Marketing process vs sales process
In short, marketing’s process is to identify their brand or product’s competitive advantage, identify their target market and find ways to communicate with that target market. So, they start with research: of what’s available in the market, what potential customers are looking for and how they can give those potential customers what they want. They divide their customers into different categories according to their similarities and differences and then look for the best ways to reach each of these categories. Using this information as well as the features that make their product or brand stand out from the rest, they develop marketing campaigns. When measuring the success of these campaigns, they look at sales figures – for instance, the number of new subscriptions and package upgrades – but they also look at a variety of other metrics: for instance, traffic to their website and brick-and-mortar business; time sent on the website or in the brick-and-mortar business; engagement on social media in the form of likes, comments and shares; and how these change over time.

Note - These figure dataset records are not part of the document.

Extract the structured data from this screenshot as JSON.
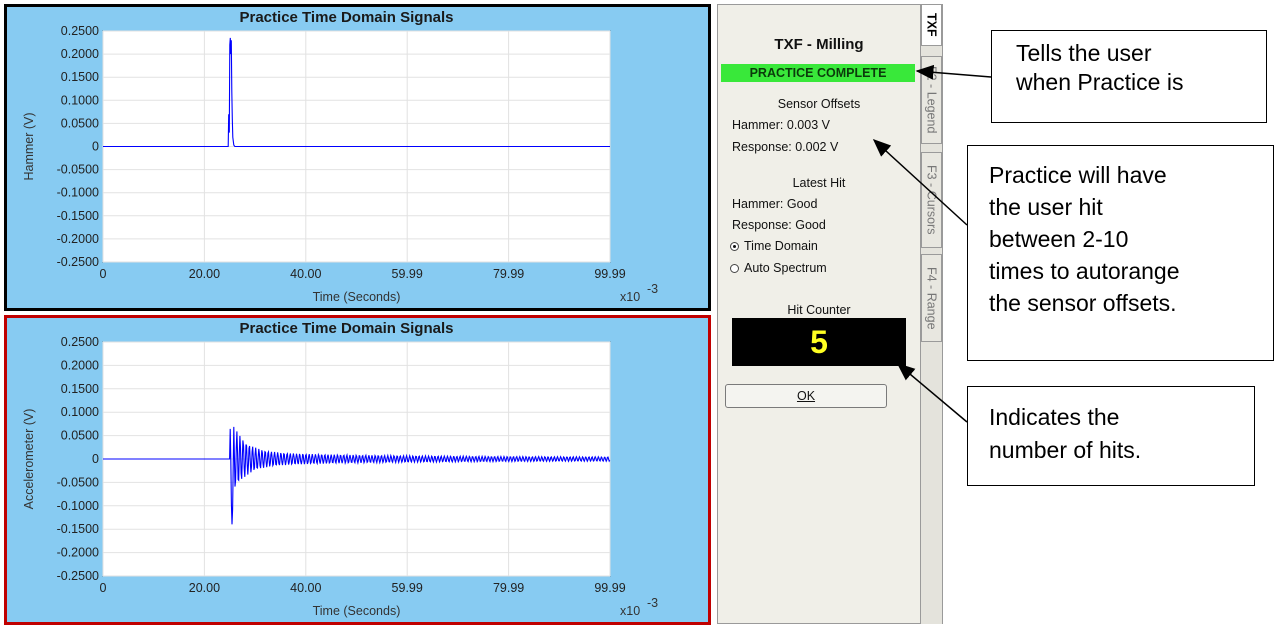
{
  "plots": [
    {
      "title": "Practice Time Domain Signals",
      "ylabel": "Hammer (V)",
      "xlabel": "Time (Seconds)",
      "x_multiplier": "x10",
      "x_exponent": "-3",
      "y_ticks": [
        "0.2500",
        "0.2000",
        "0.1500",
        "0.1000",
        "0.0500",
        "0",
        "-0.0500",
        "-0.1000",
        "-0.1500",
        "-0.2000",
        "-0.2500"
      ],
      "x_ticks": [
        "0",
        "20.00",
        "40.00",
        "59.99",
        "79.99",
        "99.99"
      ],
      "border_color": "#000000"
    },
    {
      "title": "Practice Time Domain Signals",
      "ylabel": "Accelerometer (V)",
      "xlabel": "Time (Seconds)",
      "x_multiplier": "x10",
      "x_exponent": "-3",
      "y_ticks": [
        "0.2500",
        "0.2000",
        "0.1500",
        "0.1000",
        "0.0500",
        "0",
        "-0.0500",
        "-0.1000",
        "-0.1500",
        "-0.2000",
        "-0.2500"
      ],
      "x_ticks": [
        "0",
        "20.00",
        "40.00",
        "59.99",
        "79.99",
        "99.99"
      ],
      "border_color": "#c00000"
    }
  ],
  "chart_data": [
    {
      "type": "line",
      "ylim": [
        -0.25,
        0.25
      ],
      "xlim": [
        0,
        99.99
      ],
      "grid": true,
      "series": [
        {
          "color": "#0000ff",
          "x": [
            0,
            24.7,
            24.8,
            24.9,
            25.0,
            25.1,
            25.2,
            25.3,
            25.4,
            25.5,
            25.6,
            25.8,
            26.0,
            99.99
          ],
          "y": [
            0,
            0,
            0.07,
            0.03,
            0.22,
            0.235,
            0.2,
            0.23,
            0.12,
            0.06,
            0.02,
            0.003,
            0,
            0
          ]
        }
      ]
    },
    {
      "type": "line",
      "ylim": [
        -0.25,
        0.25
      ],
      "xlim": [
        0,
        99.99
      ],
      "grid": true,
      "series": [
        {
          "color": "#0000ff",
          "description_of_shape": "impulse response: baseline 0, strong oscillation near 25 ms decaying toward small ripple",
          "onset": 25.0,
          "peak_positive": 0.07,
          "peak_negative": -0.14
        }
      ]
    }
  ],
  "side_panel": {
    "title": "TXF - Milling",
    "status": "PRACTICE COMPLETE",
    "status_color": "#39e83a",
    "offsets_heading": "Sensor Offsets",
    "hammer_offset": "Hammer: 0.003 V",
    "response_offset": "Response: 0.002 V",
    "latest_heading": "Latest Hit",
    "hammer_hit": "Hammer: Good",
    "response_hit": "Response: Good",
    "radio_time": "Time Domain",
    "radio_auto": "Auto Spectrum",
    "radio_selected": "Time Domain",
    "counter_heading": "Hit Counter",
    "counter_value": "5",
    "ok_label": "OK"
  },
  "tabs": [
    "TXF",
    "F2 - Legend",
    "F3 - Cursors",
    "F4 - Range"
  ],
  "callouts": {
    "practice_line1": "Tells the user",
    "practice_line2": "when Practice is",
    "offsets_lines": [
      "Practice will have",
      "the user hit",
      "between 2-10",
      "times to autorange",
      "the sensor offsets."
    ],
    "hits_lines": [
      "Indicates the",
      "number of hits."
    ]
  }
}
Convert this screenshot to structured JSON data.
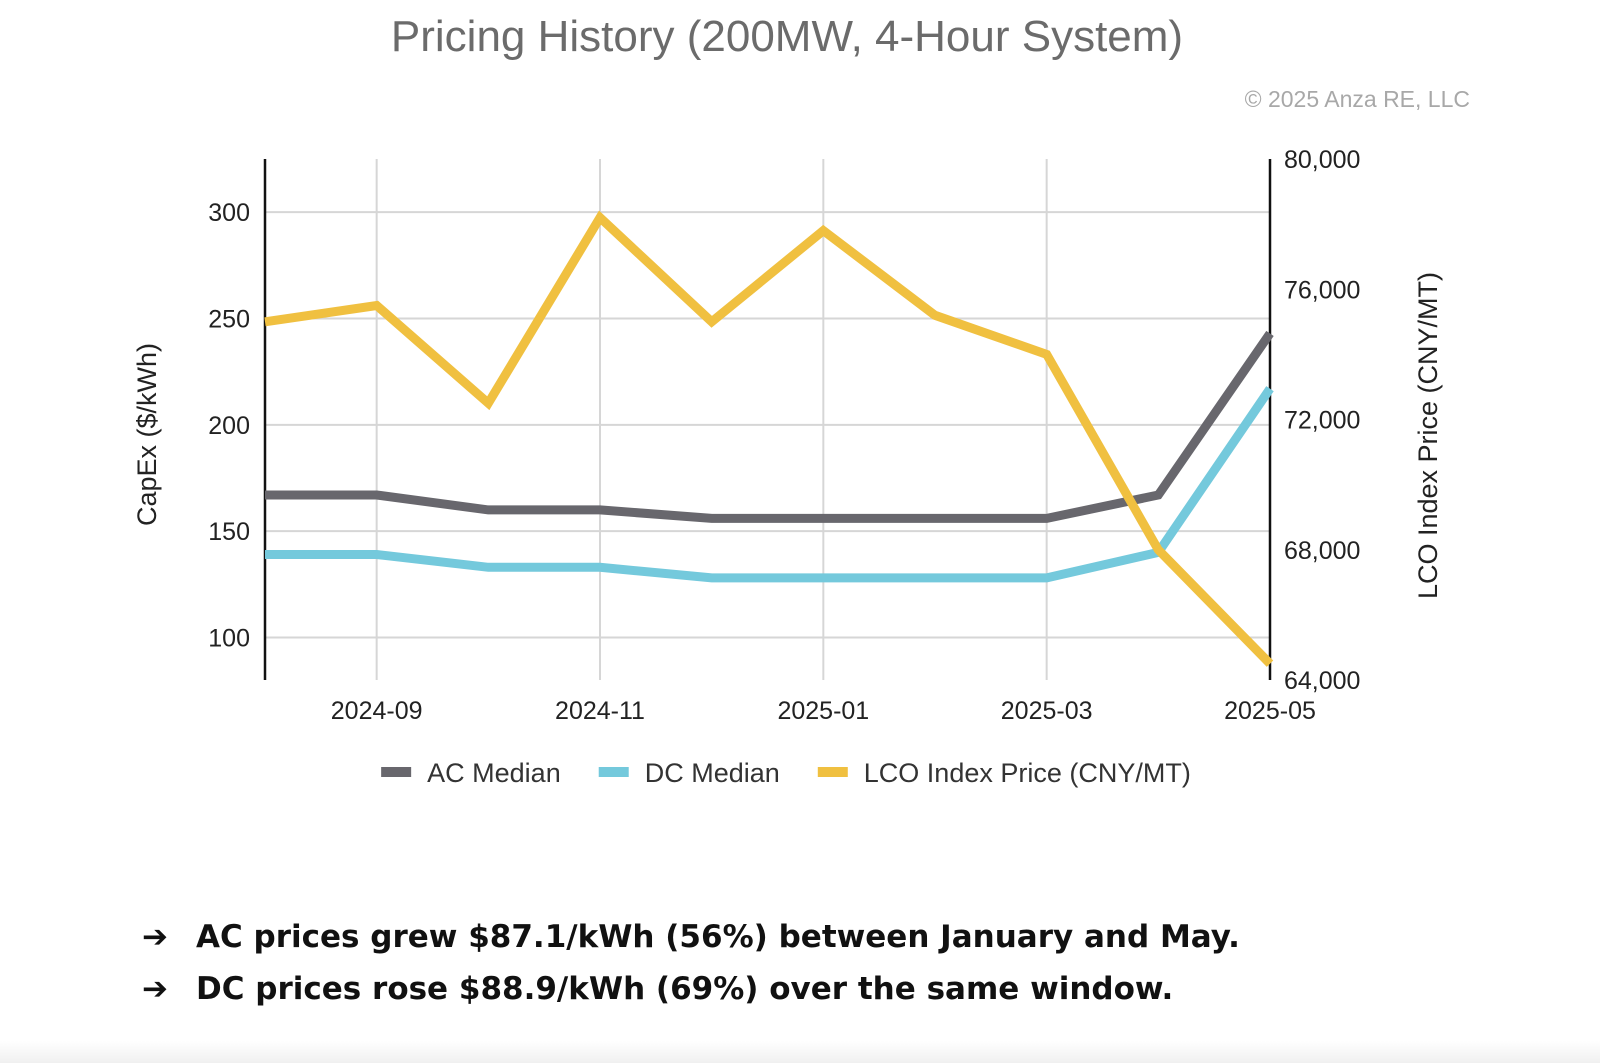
{
  "header": {
    "title": "Pricing History (200MW, 4-Hour System)",
    "copyright": "© 2025 Anza RE, LLC"
  },
  "chart_data": {
    "type": "line",
    "title": "Pricing History (200MW, 4-Hour System)",
    "x": [
      "2024-08",
      "2024-09",
      "2024-10",
      "2024-11",
      "2024-12",
      "2025-01",
      "2025-02",
      "2025-03",
      "2025-04",
      "2025-05"
    ],
    "x_tick_labels": [
      "2024-09",
      "2024-11",
      "2025-01",
      "2025-03",
      "2025-05"
    ],
    "xlabel": "",
    "ylabel": "CapEx ($/kWh)",
    "ylim": [
      80,
      325
    ],
    "y_ticks": [
      "100",
      "150",
      "200",
      "250",
      "300"
    ],
    "y2label": "LCO Index Price (CNY/MT)",
    "y2lim": [
      64000,
      80000
    ],
    "y2_ticks": [
      "64,000",
      "68,000",
      "72,000",
      "76,000",
      "80,000"
    ],
    "grid": true,
    "legend_position": "bottom",
    "series": [
      {
        "name": "AC Median",
        "axis": "left",
        "color": "#68676d",
        "values": [
          167,
          167,
          160,
          160,
          156,
          156,
          156,
          156,
          167,
          243
        ]
      },
      {
        "name": "DC Median",
        "axis": "left",
        "color": "#74c9dc",
        "values": [
          139,
          139,
          133,
          133,
          128,
          128,
          128,
          128,
          140,
          217
        ]
      },
      {
        "name": "LCO Index Price (CNY/MT)",
        "axis": "right",
        "color": "#f0c040",
        "values": [
          75000,
          75500,
          72500,
          78200,
          75000,
          77800,
          75200,
          74000,
          68000,
          64500
        ]
      }
    ]
  },
  "bullets": [
    {
      "arrow": "➔",
      "text": "AC prices grew $87.1/kWh (56%) between January and May."
    },
    {
      "arrow": "➔",
      "text": "DC prices rose $88.9/kWh (69%) over the same window."
    }
  ]
}
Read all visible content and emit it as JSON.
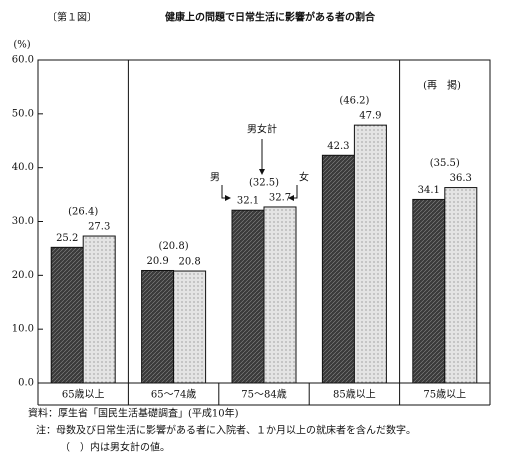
{
  "chart_data": {
    "type": "bar",
    "figure_label": "〔第１図〕",
    "title": "健康上の問題で日常生活に影響がある者の割合",
    "y_label": "(%)",
    "categories": [
      "65歳以上",
      "65～74歳",
      "75～84歳",
      "85歳以上",
      "75歳以上"
    ],
    "series": [
      {
        "name": "男",
        "color": "#3a3a3a",
        "values": [
          25.2,
          20.9,
          32.1,
          42.3,
          34.1
        ]
      },
      {
        "name": "女",
        "color": "#e4e4e4",
        "values": [
          27.3,
          20.8,
          32.7,
          47.9,
          36.3
        ]
      }
    ],
    "totals": {
      "name": "男女計",
      "values": [
        26.4,
        20.8,
        32.5,
        46.2,
        35.5
      ],
      "value_labels": [
        "(26.4)",
        "(20.8)",
        "(32.5)",
        "(46.2)",
        "(35.5)"
      ]
    },
    "reprint_label": "(再　掲)",
    "ylim": [
      0,
      60
    ],
    "yticks": [
      {
        "value": 0,
        "label": "0.0"
      },
      {
        "value": 10,
        "label": "10.0"
      },
      {
        "value": 20,
        "label": "20.0"
      },
      {
        "value": 30,
        "label": "30.0"
      },
      {
        "value": 40,
        "label": "40.0"
      },
      {
        "value": 50,
        "label": "50.0"
      },
      {
        "value": 60,
        "label": "60.0"
      }
    ],
    "grid": false,
    "notes": [
      "資料：厚生省「国民生活基礎調査」(平成10年)",
      "注：母数及び日常生活に影響がある者に入院者、１か月以上の就床者を含んだ数字。",
      "（　）内は男女計の値。"
    ]
  }
}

For sales, the process starts with getting to know the product itself: its features and how it will benefit the potential customer. Once they have this information, they identify potential customers; connect with them, for example through cold calling or emails; evaluate the responses they get to qualify which potential customers to focus on; approach those potential customers to meet with them and demonstrate the product; address any concerns the potential customer may have; negotiate the service level agreement; deliver the product and follow up with after-sales service to retain the customer.
Marketing and sales: How do they work together?
Just because they have different roles doesn’t mean that sales and marketing should work as separate entities. In fact, in smaller businesses, the sales and marketing functions are often performed by the same team rather than two departments. Without sales and marketing alignment, your business won’t generate sales like you want it to and you can forget about increasing revenue.
Marketing isn’t better than sales and you don’t make more money through marketing. Neither is it better to focus on sales or think that you will make more money in sales. The two functions are equally important and one cannot exist without the other. If marketing doesn’t create the right message to bait the potential buyer, sales won’t be able to hook that buyer and turn them into a customer. But without feedback from sales, marketing won’t know what the right message is in the first place.
In the B2B SaaS space, both sales and marketing teams face an extra challenge: instead of landing that customer for a one-off sale, they need to get them to buy a subscription, stay loyal to the product, renew their subscription and upgrade to a better package. So, they need to work together to find ways to continuously bait and hook, bait and hook for your company to grow. And growing the company is ultimately both teams’ main goal.
Where do partnerships fall into this equation?
If marketing's role is to build awareness and drive leads for the direct sales team to generate pipeline and close more deals, then the role of partnerships is to do a bit of everything, or so it seems.
Partnerships can often times feel like a start-up within the business, as they’re supporting the needs of partners (playing the role of Customer Success and Onboarding), promoting and developing enablement materials to drive leads (the role of marketing) and lastly, working with partners to co-sell a deal (the role of a sales).
Indirect sales (through partnerships) will always be a point of friction and confusion with the traditional direct sales engines you’ve built. But when it’s working, your revenue metrics will speak for themselves.